Sulla scena mi sento come dentro il mare, trasportata dalle onde. Perchè la vita è fluttuante: oggi ci teniamo su e domani siamo buttati giù.

Carmen insieme ai migranti, in questo mare, rivive i momenti più importanti della sua vita, alimentando un filo che li unisce. Lo sono persone che hanno perduto tutto. Una condizione di dolore umana che non conosce nazionalità. Carmen con la sua semplicità disarma tutti e abbatte ogni paletto, riportandoci, al di là della nazionalità, nella dimensione universale, tale anche oltre la vita, di persone». Così l’attrice Renata Falcone.
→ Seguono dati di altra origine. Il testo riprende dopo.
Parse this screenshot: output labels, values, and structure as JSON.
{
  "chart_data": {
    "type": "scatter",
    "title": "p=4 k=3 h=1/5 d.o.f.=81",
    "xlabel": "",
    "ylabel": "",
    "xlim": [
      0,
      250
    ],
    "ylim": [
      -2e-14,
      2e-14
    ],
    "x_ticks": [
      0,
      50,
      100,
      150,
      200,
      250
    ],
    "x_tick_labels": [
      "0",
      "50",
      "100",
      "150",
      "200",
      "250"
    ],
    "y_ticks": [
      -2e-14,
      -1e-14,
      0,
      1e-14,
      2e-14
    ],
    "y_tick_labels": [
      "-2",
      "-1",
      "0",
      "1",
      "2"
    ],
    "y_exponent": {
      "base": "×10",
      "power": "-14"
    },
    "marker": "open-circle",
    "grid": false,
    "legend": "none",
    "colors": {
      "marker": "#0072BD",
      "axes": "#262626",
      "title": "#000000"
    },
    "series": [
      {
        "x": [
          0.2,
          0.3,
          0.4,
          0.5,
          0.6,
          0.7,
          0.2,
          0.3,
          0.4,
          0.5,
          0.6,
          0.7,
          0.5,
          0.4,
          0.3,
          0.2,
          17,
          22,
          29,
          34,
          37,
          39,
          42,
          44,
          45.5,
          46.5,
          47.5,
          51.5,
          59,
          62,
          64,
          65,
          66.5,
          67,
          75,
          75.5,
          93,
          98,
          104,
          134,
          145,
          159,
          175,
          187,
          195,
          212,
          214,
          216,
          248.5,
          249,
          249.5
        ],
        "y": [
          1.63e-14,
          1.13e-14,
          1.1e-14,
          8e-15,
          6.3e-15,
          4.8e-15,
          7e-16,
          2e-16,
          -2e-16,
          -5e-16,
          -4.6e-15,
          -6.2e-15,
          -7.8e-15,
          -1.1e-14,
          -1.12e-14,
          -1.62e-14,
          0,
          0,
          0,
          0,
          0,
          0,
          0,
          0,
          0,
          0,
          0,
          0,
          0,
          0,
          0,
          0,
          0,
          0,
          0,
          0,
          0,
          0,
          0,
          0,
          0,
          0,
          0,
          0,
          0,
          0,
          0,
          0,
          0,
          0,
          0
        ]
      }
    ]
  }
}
La necessità di portarlo in scena e di esserci

 «Questo spettacolo parla di esseri umani e di storie di vita. Ci sono il dolore, il rammarico ma in fondo c’è anche la gioia che nasce dalla speranza. Spero che al pubblico arrivino tutte le emozioni che abbiamo provato noi. Non è il primo lavoro che condivido con Tiziana e Renata. Quando Tiziana mi ha proposto il testo, dopo averlo letto non ho avuto dubbi che fosse necessario portarlo in scena. Ho avuto subito anche un’altra certezza. Avrei voluto fare parte di questa storia e di questa esperienza così intensa». Così conclude il regista Basilio Musolino.